Auf der Place des Gens d`Armes standen von 1735 bis 1773 die Ställe des Kürassierregiments. Friedrich der Große hat sie 1773 verlegt und ein Haus für die Französische Komödie erbauen lassen.
Carl Gotthard Langhans errichtete 1800-02 an der Stelle den Neubau des Königlichen Nationaltheaters, das 1817 abbrannte.
Der am 13.März 1781 in Neuruppin geborene Karl Friedrich Schinkel bekam am 2.April 1818 den Auftrag zum Wiederaufbau.
Nach nur 3 Wochen legte er die Entwürfe dafür vor, die im selben Jahr zum Baubeginn führten.
U.a. ließ er auf den seitlichen Giebeln des Gebäudes auf das Theater bzw. die Musik bezogene Skulpturen der antiken Mythologie von Christian Friedrich Tieck errichten. Darunter war z.B. Pegasus, das weiße geflügelte Wunderpferd der Dichter und Denker, ein Mischwesen aus Pferd und Adler, das Kind des Poseidon und der Medusa.

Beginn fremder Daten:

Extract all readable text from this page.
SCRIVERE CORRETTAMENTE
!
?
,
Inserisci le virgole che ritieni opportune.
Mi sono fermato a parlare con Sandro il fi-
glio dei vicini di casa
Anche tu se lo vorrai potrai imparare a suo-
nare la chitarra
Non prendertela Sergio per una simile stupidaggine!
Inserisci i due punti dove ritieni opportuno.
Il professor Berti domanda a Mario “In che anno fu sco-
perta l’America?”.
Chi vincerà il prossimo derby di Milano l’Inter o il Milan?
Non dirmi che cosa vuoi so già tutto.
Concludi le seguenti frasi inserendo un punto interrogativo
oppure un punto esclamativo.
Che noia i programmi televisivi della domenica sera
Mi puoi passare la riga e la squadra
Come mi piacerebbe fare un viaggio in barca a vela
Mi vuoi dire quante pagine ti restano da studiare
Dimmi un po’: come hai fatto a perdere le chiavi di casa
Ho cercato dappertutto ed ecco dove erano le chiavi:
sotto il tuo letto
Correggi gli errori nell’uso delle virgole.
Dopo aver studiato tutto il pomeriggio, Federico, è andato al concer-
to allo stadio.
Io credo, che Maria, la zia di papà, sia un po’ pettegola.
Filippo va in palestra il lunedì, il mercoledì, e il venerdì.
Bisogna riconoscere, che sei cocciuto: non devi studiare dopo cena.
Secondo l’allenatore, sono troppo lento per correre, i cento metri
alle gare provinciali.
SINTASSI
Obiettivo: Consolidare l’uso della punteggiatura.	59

Nach der Eröffnung dirigierte am 18.Juni 1821 der Komponist Carl Maria von Weber im nun so genannten Schauspielhaus die Uraufführung seiner Oper „Der Freischütz“.

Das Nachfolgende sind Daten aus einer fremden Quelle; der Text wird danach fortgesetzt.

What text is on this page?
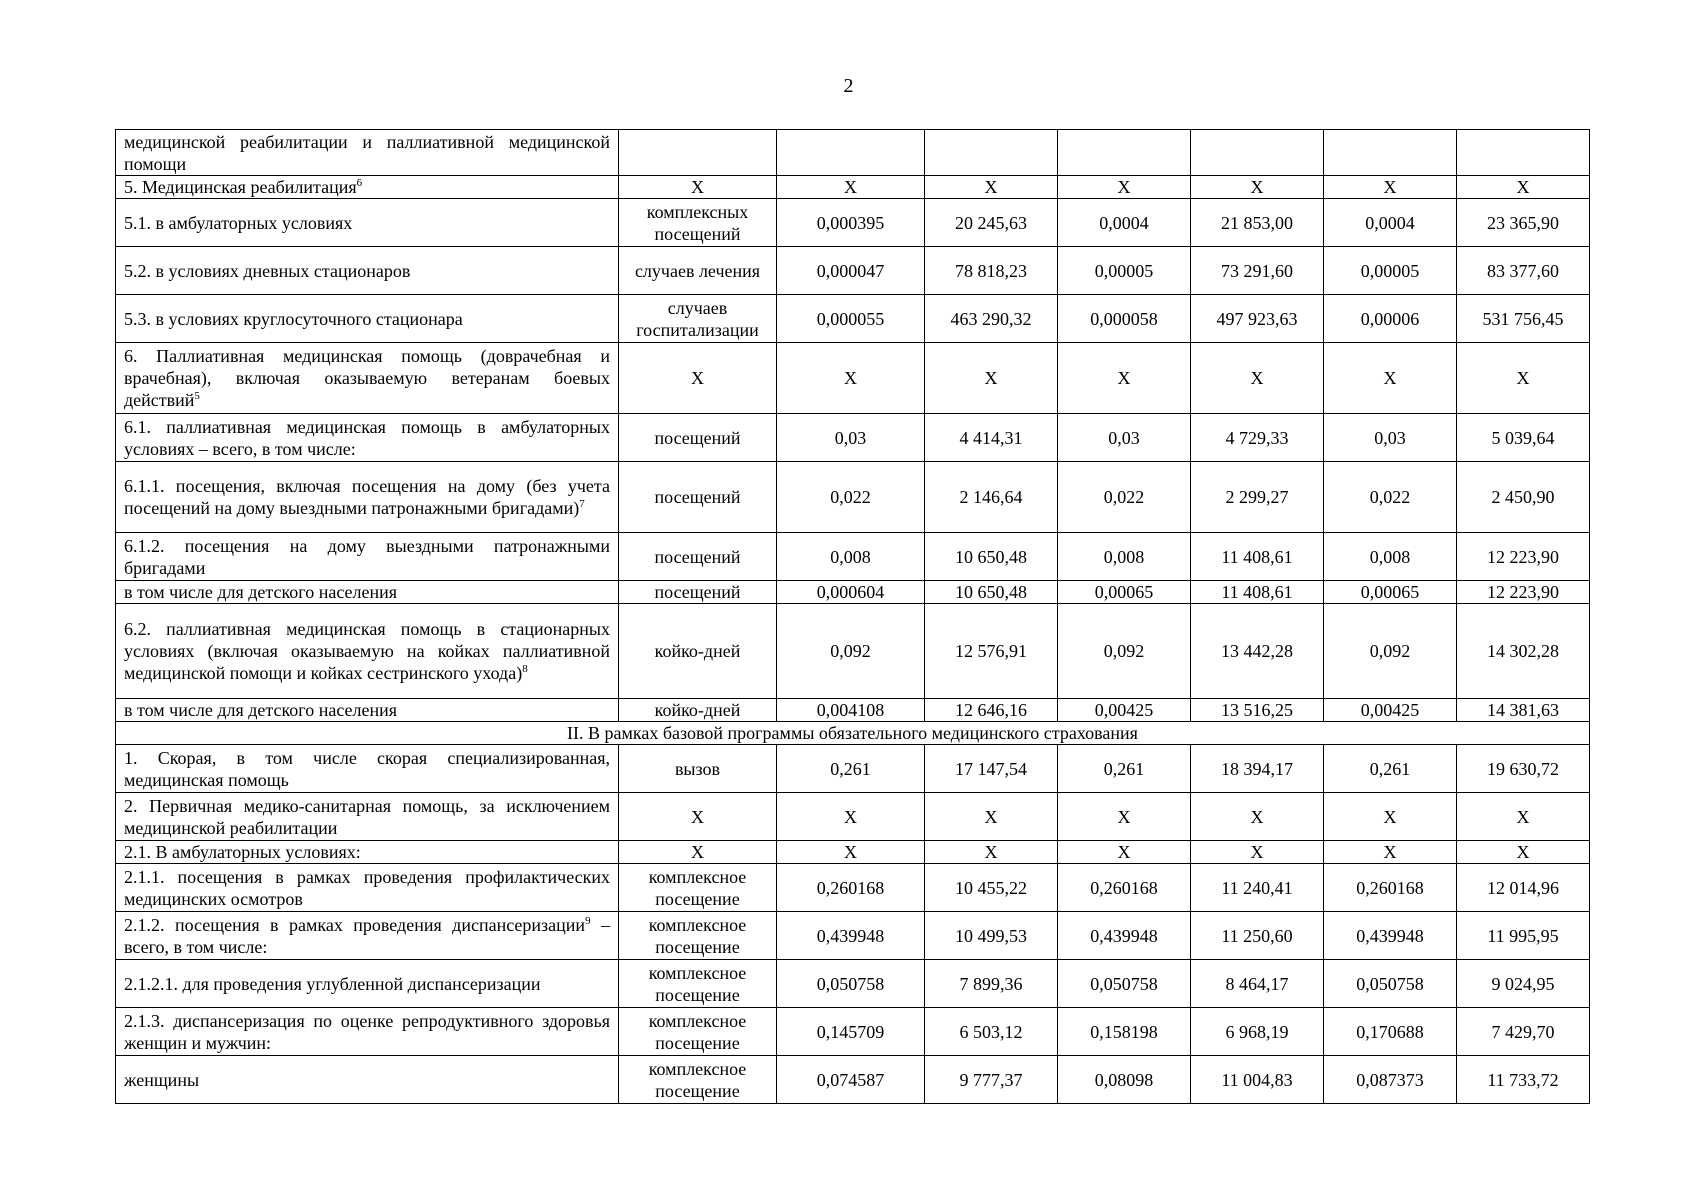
2
медицинской реабилитации и паллиативной медицинской помощи							
5. Медицинская реабилитация$^6$	Х	Х	Х	Х	Х	Х	Х
5.1. в амбулаторных условиях	комплексных посещений	0,000395	20 245,63	0,0004	21 853,00	0,0004	23 365,90
5.2. в условиях дневных стационаров	случаев лечения	0,000047	78 818,23	0,00005	73 291,60	0,00005	83 377,60
5.3. в условиях круглосуточного стационара	случаев госпитализации	0,000055	463 290,32	0,000058	497 923,63	0,00006	531 756,45
6. Паллиативная медицинская помощь (доврачебная и врачебная), включая оказываемую ветеранам боевых действий$^5$	Х	Х	Х	Х	Х	Х	Х
6.1. паллиативная медицинская помощь в амбулаторных условиях – всего, в том числе:	посещений	0,03	4 414,31	0,03	4 729,33	0,03	5 039,64
6.1.1. посещения, включая посещения на дому (без учета посещений на дому выездными патронажными бригадами)$^7$	посещений	0,022	2 146,64	0,022	2 299,27	0,022	2 450,90
6.1.2. посещения на дому выездными патронажными бригадами	посещений	0,008	10 650,48	0,008	11 408,61	0,008	12 223,90
в том числе для детского населения	посещений	0,000604	10 650,48	0,00065	11 408,61	0,00065	12 223,90
6.2. паллиативная медицинская помощь в стационарных условиях (включая оказываемую на койках паллиативной медицинской помощи и койках сестринского ухода)$^8$	койко-дней	0,092	12 576,91	0,092	13 442,28	0,092	14 302,28
в том числе для детского населения	койко-дней	0,004108	12 646,16	0,00425	13 516,25	0,00425	14 381,63
II. В рамках базовой программы обязательного медицинского страхования							
1. Скорая, в том числе скорая специализированная, медицинская помощь	вызов	0,261	17 147,54	0,261	18 394,17	0,261	19 630,72
2. Первичная медико-санитарная помощь, за исключением медицинской реабилитации	Х	Х	Х	Х	Х	Х	Х
2.1. В амбулаторных условиях:	Х	Х	Х	Х	Х	Х	Х
2.1.1. посещения в рамках проведения профилактических медицинских осмотров	комплексное посещение	0,260168	10 455,22	0,260168	11 240,41	0,260168	12 014,96
2.1.2. посещения в рамках проведения диспансеризации$^9$ – всего, в том числе:	комплексное посещение	0,439948	10 499,53	0,439948	11 250,60	0,439948	11 995,95
2.1.2.1. для проведения углубленной диспансеризации	комплексное посещение	0,050758	7 899,36	0,050758	8 464,17	0,050758	9 024,95
2.1.3. диспансеризация по оценке репродуктивного здоровья женщин и мужчин:	комплексное посещение	0,145709	6 503,12	0,158198	6 968,19	0,170688	7 429,70
женщины	комплексное посещение	0,074587	9 777,37	0,08098	11 004,83	0,087373	11 733,72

In Knaurs Opernführe von 1952 (!) ist u.a. über die Romantische Oper, die nach dem 30jährigen Krieg spielt, zu lesen:
…Die unvergleichlich schöne Ouvertüre erfüllt uns von den ersten Takten an mit Waldstimmung, im weich tönenden Gesang der Hörner, dem dumpfen Tremolo der Streicher, wenn es im Pizzicato von Bässen und Pauken unheimlich aufrauscht, und diese Waldstimmung lässt uns nicht mehr los, sie klingt durch die großen Arien von Max, von Agathe, durch die beiden Terzette, die beiden Finales…Für die Naturschilderungen fand Weber völlig neue Orchesterfarben. Die eigenartige Verwendung der Klarinette, der Piccoloflöte, der tiefen Streicher, gemischt mit Fagotten und gestopften Hörnern, ergab eine bisher noch nie vernommene Klangwirkung, auf der dann Berlioz und Wagner aufbauen konnten.“
Nach den Kriegszerstörungen wurde der Ort 1950 „Platz der Akademie“ benannt. 1977 begann die Rekonstruktion des Platzensembles und 1984 wurde das Schauspielhaus wiedereröffnet.